# End-Of-Season Maintenance / Winterizing



## WarEagle26 (Sep 14, 2017)

With fall here and the warm season mowing coming to an end I was curious what kinds of things you guys typically do to your equipment to prepare for the winter months. I recently acquired a used GM1000 and I want to make sure that it's in good condition come springtime, so what type of end-of-season maintenance/winterizing things should I be doing before leaving it to sit for several months? I want to put together a nice checklist that I can hang in my shed so that I don't forget anything.


----------



## SGrabs33 (Feb 13, 2017)

I installed these gas cut off valves on all of my equipment with engines.


----------



## ken-n-nancy (Jul 25, 2017)

SGrabs33 said:


> I installed these gas cut off valves on all of my equipment with engines.


Looks like a good retrofit upgrade. What do you do at the end of the season?

Obviously, you turn the cut-off valve to off and then run the carb dry, but what do you then do with the remaining fuel in the tank?

Do you pour it back out somehow and use in other equipment? Do you leave it there until next year? I'm curious...


----------



## SGrabs33 (Feb 13, 2017)

ken-n-nancy said:


> SGrabs33 said:
> 
> 
> > I installed these gas cut off valves on all of my equipment with engines.
> ...


Good question. Last year I just pored in some STA-BIL Storage Fuel Stabilizer into the tanks after cutting off the fuel and running the carb dry. This year I think I might drain the tanks using the tube that goes into the cut off. I think either will work well.


----------



## ericgautier (Apr 22, 2017)

Usually I:

- clean any junk off the equipment
- scrape deck if needed, good time to remove blade(s) and sharpen
- oil change and clean air filter
- check tire pressure, add as needed
- grease zerks points
- run it dry*

*I did this last year vs adding Stabil and all my equipment started up fine.
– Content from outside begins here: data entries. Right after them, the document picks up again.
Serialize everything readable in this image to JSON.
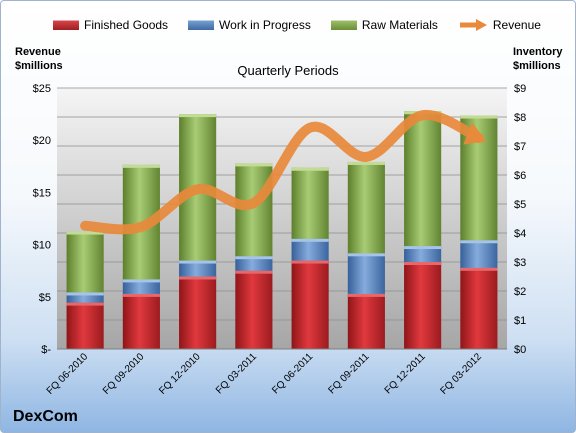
{
  "company": "DexCom",
  "chart_data": {
    "type": "bar",
    "stacked": true,
    "title": "Quarterly Periods",
    "left_axis_title": [
      "Revenue",
      "$millions"
    ],
    "right_axis_title": [
      "Inventory",
      "$millions"
    ],
    "categories": [
      "FQ 06-2010",
      "FQ 09-2010",
      "FQ 12-2010",
      "FQ 03-2011",
      "FQ 06-2011",
      "FQ 09-2011",
      "FQ 12-2011",
      "FQ 03-2012"
    ],
    "inventory_axis": {
      "min": 0,
      "max": 9,
      "ticks": [
        "$0",
        "$1",
        "$2",
        "$3",
        "$4",
        "$5",
        "$6",
        "$7",
        "$8",
        "$9"
      ]
    },
    "revenue_axis": {
      "min": 0,
      "max": 25,
      "ticks": [
        "$-",
        "$5",
        "$10",
        "$15",
        "$20",
        "$25"
      ]
    },
    "series": [
      {
        "name": "Finished Goods",
        "axis": "inventory",
        "color": "#c0282d",
        "values": [
          1.6,
          1.9,
          2.5,
          2.7,
          3.05,
          1.9,
          3.0,
          2.8
        ]
      },
      {
        "name": "Work in Progress",
        "axis": "inventory",
        "color": "#4f81bd",
        "values": [
          0.35,
          0.5,
          0.55,
          0.5,
          0.75,
          1.4,
          0.55,
          0.95
        ]
      },
      {
        "name": "Raw Materials",
        "axis": "inventory",
        "color": "#7fa347",
        "values": [
          2.1,
          3.95,
          5.05,
          3.2,
          2.45,
          3.15,
          4.65,
          4.3
        ]
      },
      {
        "name": "Revenue",
        "axis": "revenue",
        "type": "line",
        "color": "#e8893b",
        "values": [
          11.8,
          11.7,
          15.3,
          14.0,
          21.2,
          18.4,
          22.4,
          20.2
        ]
      }
    ],
    "grid": true,
    "legend_position": "top"
  }
}
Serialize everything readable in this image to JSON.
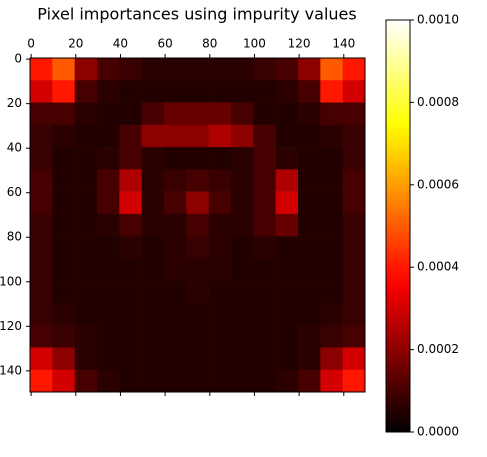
{
  "chart_data": {
    "type": "heatmap",
    "title": "Pixel importances using impurity values",
    "cmap": "hot",
    "clim": [
      0,
      0.001
    ],
    "xlim": [
      -0.5,
      149.5
    ],
    "ylim": [
      149.5,
      -0.5
    ],
    "xticks": [
      0,
      20,
      40,
      60,
      80,
      100,
      120,
      140
    ],
    "yticks": [
      0,
      20,
      40,
      60,
      80,
      100,
      120,
      140
    ],
    "cticks": [
      {
        "value": 0,
        "label": "0.0000"
      },
      {
        "value": 0.0002,
        "label": "0.0002"
      },
      {
        "value": 0.0004,
        "label": "0.0004"
      },
      {
        "value": 0.0006,
        "label": "0.0006"
      },
      {
        "value": 0.0008,
        "label": "0.0008"
      },
      {
        "value": 0.001,
        "label": "0.0010"
      }
    ],
    "z": [
      [
        0.0004,
        0.0005,
        0.0002,
        0.0001,
        8e-05,
        6e-05,
        6e-05,
        6e-05,
        6e-05,
        6e-05,
        8e-05,
        0.0001,
        0.0002,
        0.0005,
        0.0004
      ],
      [
        0.0003,
        0.0004,
        0.0001,
        6e-05,
        5e-05,
        5e-05,
        5e-05,
        5e-05,
        5e-05,
        5e-05,
        5e-05,
        6e-05,
        0.0001,
        0.0004,
        0.0003
      ],
      [
        0.0001,
        0.0001,
        6e-05,
        5e-05,
        5e-05,
        0.0001,
        0.00015,
        0.00015,
        0.00015,
        0.0001,
        5e-05,
        5e-05,
        6e-05,
        0.0001,
        0.0001
      ],
      [
        8e-05,
        6e-05,
        5e-05,
        5e-05,
        0.0001,
        0.0002,
        0.0002,
        0.0002,
        0.00025,
        0.0002,
        0.0001,
        5e-05,
        5e-05,
        6e-05,
        8e-05
      ],
      [
        8e-05,
        5e-05,
        5e-05,
        6e-05,
        0.0001,
        6e-05,
        5e-05,
        5e-05,
        5e-05,
        6e-05,
        0.0001,
        6e-05,
        5e-05,
        5e-05,
        8e-05
      ],
      [
        0.0001,
        5e-05,
        5e-05,
        0.0001,
        0.00025,
        6e-05,
        8e-05,
        0.0001,
        8e-05,
        6e-05,
        0.0001,
        0.00025,
        5e-05,
        5e-05,
        0.0001
      ],
      [
        0.0001,
        5e-05,
        5e-05,
        0.0001,
        0.0003,
        6e-05,
        0.0001,
        0.0002,
        0.0001,
        6e-05,
        0.0001,
        0.0003,
        5e-05,
        5e-05,
        0.0001
      ],
      [
        8e-05,
        5e-05,
        5e-05,
        6e-05,
        0.0001,
        6e-05,
        6e-05,
        0.0001,
        6e-05,
        6e-05,
        0.0001,
        0.00015,
        5e-05,
        5e-05,
        8e-05
      ],
      [
        8e-05,
        5e-05,
        5e-05,
        5e-05,
        6e-05,
        5e-05,
        6e-05,
        8e-05,
        6e-05,
        5e-05,
        6e-05,
        5e-05,
        5e-05,
        5e-05,
        8e-05
      ],
      [
        8e-05,
        5e-05,
        5e-05,
        5e-05,
        5e-05,
        5e-05,
        6e-05,
        6e-05,
        6e-05,
        5e-05,
        5e-05,
        5e-05,
        5e-05,
        5e-05,
        8e-05
      ],
      [
        8e-05,
        5e-05,
        5e-05,
        5e-05,
        5e-05,
        5e-05,
        5e-05,
        6e-05,
        5e-05,
        5e-05,
        5e-05,
        5e-05,
        5e-05,
        5e-05,
        8e-05
      ],
      [
        8e-05,
        6e-05,
        5e-05,
        5e-05,
        5e-05,
        5e-05,
        5e-05,
        5e-05,
        5e-05,
        5e-05,
        5e-05,
        5e-05,
        5e-05,
        6e-05,
        8e-05
      ],
      [
        0.0001,
        8e-05,
        6e-05,
        5e-05,
        5e-05,
        5e-05,
        5e-05,
        5e-05,
        5e-05,
        5e-05,
        5e-05,
        5e-05,
        6e-05,
        8e-05,
        0.0001
      ],
      [
        0.0003,
        0.0002,
        6e-05,
        5e-05,
        5e-05,
        5e-05,
        5e-05,
        5e-05,
        5e-05,
        5e-05,
        5e-05,
        5e-05,
        6e-05,
        0.0002,
        0.0003
      ],
      [
        0.0004,
        0.0003,
        0.0001,
        6e-05,
        5e-05,
        5e-05,
        5e-05,
        5e-05,
        5e-05,
        5e-05,
        5e-05,
        6e-05,
        0.0001,
        0.0003,
        0.0004
      ]
    ]
  }
}
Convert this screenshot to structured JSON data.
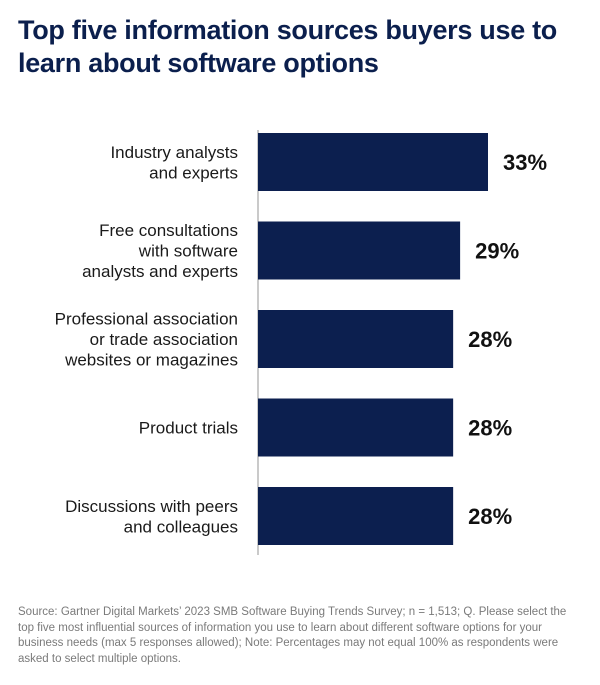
{
  "title": "Top five information sources buyers use to learn about software options",
  "footnote": "Source: Gartner Digital Markets’ 2023 SMB Software Buying Trends Survey; n = 1,513; Q. Please select the top five most influential sources of information you use to learn about different software options for your business needs (max 5 responses allowed); Note: Percentages may not equal 100% as respondents were asked to select multiple options.",
  "colors": {
    "bar": "#0c1f4f",
    "axis": "#b8b8b8",
    "title": "#0b1f4d"
  },
  "chart_data": {
    "type": "bar",
    "orientation": "horizontal",
    "categories": [
      [
        "Industry analysts",
        "and experts"
      ],
      [
        "Free consultations",
        "with software",
        "analysts and experts"
      ],
      [
        "Professional association",
        "or trade association",
        "websites or magazines"
      ],
      [
        "Product trials"
      ],
      [
        "Discussions with peers",
        "and colleagues"
      ]
    ],
    "values": [
      33,
      29,
      28,
      28,
      28
    ],
    "value_labels": [
      "33%",
      "29%",
      "28%",
      "28%",
      "28%"
    ],
    "unit": "%",
    "xlim": [
      0,
      33
    ],
    "grid": false
  }
}
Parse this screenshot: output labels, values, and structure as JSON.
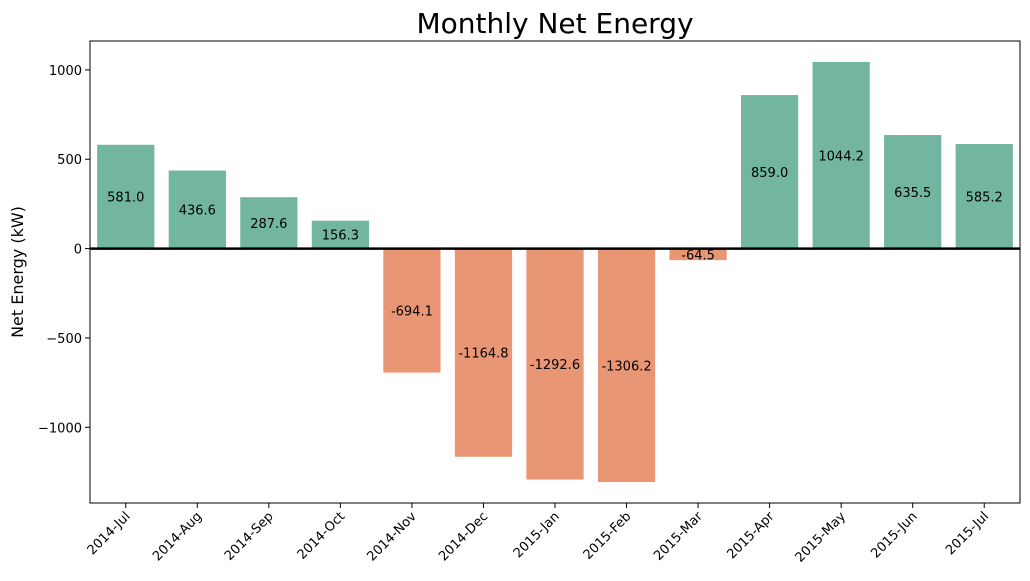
{
  "chart_data": {
    "type": "bar",
    "title": "Monthly Net Energy",
    "xlabel": "",
    "ylabel": "Net Energy (kW)",
    "categories": [
      "2014-Jul",
      "2014-Aug",
      "2014-Sep",
      "2014-Oct",
      "2014-Nov",
      "2014-Dec",
      "2015-Jan",
      "2015-Feb",
      "2015-Mar",
      "2015-Apr",
      "2015-May",
      "2015-Jun",
      "2015-Jul"
    ],
    "values": [
      581.0,
      436.6,
      287.6,
      156.3,
      -694.1,
      -1164.8,
      -1292.6,
      -1306.2,
      -64.5,
      859.0,
      1044.2,
      635.5,
      585.2
    ],
    "data_labels": [
      "581.0",
      "436.6",
      "287.6",
      "156.3",
      "-694.1",
      "-1164.8",
      "-1292.6",
      "-1306.2",
      "-64.5",
      "859.0",
      "1044.2",
      "635.5",
      "585.2"
    ],
    "ylim": [
      -1423.7,
      1161.7
    ],
    "yticks": [
      -1000,
      -500,
      0,
      500,
      1000
    ],
    "ytick_labels": [
      "−1000",
      "−500",
      "0",
      "500",
      "1000"
    ],
    "positive_color": "#72b6a1",
    "negative_color": "#e99675",
    "zero_line": true,
    "grid": false
  }
}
The year before that, I had used Stabil and had a carb issue with my Toro 22".


----------



## Redtenchu (Jan 28, 2017)

+1 Eric.

I also add a light coating of oil to the contact areas of the reel on my Greens mower.


----------



## glenmonte (Sep 15, 2017)

I use marine stabil year round, but still run dry in the winter. Then I'll put about a quarter ounce of stabil in the tank and move it around. I change he oil before storage. I finish with a few drops of oil in the cylinder (take out spark plug, put drops in, pull starter a dozen or so times with no plug, then reinstall plug a quarter turn only so t doesn't get full of oil). Like others mentioned, I sharpen blades and do any other maintenance before putting away for the season. My one lawnboy is 30 years old and runs great!


----------



## monty (Jul 25, 2017)

What is the purpose of the shut-off valve for winterizing? I always drain the tank and run it dry. Then start it up again and let it shut-off again. My mower has a drain plug in the carburetor bowl so I drain the last of the gas out of that. always surprised at how much drains out of the carb. Then a few drops of oil in the cylinder via spark plug inlet and pull starter to circulate.

I never keep any gas over the winter. I'll put whatever is left in my car. And for gas/oil mix I don't require much throughout the year so if I use my entire tank, I'll buy a quart of premix to get me through the rest of the year. I'll keep the leftover premix over winter since it is stabilized and ethanol free. Then use that first in the spring.


----------



## Movingshrub (Jun 12, 2017)

The Eagle Scout part of my brain wants to be prepared, so I make sure my chainsaw is in good working order, the chain is sharp, oiled, etc. and that I have stabilized fuel, along with some two cycle oil, just incase I have a tree come down blocking my street or driveway.

I would just add, don't forget about non-lawn outdoor equipment. I make sure my pressure washer is in a condition for storage, I give the propane grill a really good cleaning and make sure my propane is stocked up, blow out the leaves of the gutters, put anything that calls for it on a battery saver, drain and store the water hoses, and install faucet covers.

Lastly, I tend to keep spare clothes and shoes in my vehicle incase I have to abandon it due to weather (think Atlanta ice storm 2015) or an accident, so I usually check all of the vehicles this time of year for maintenance as well before it turns cold.

Be Prepared!


----------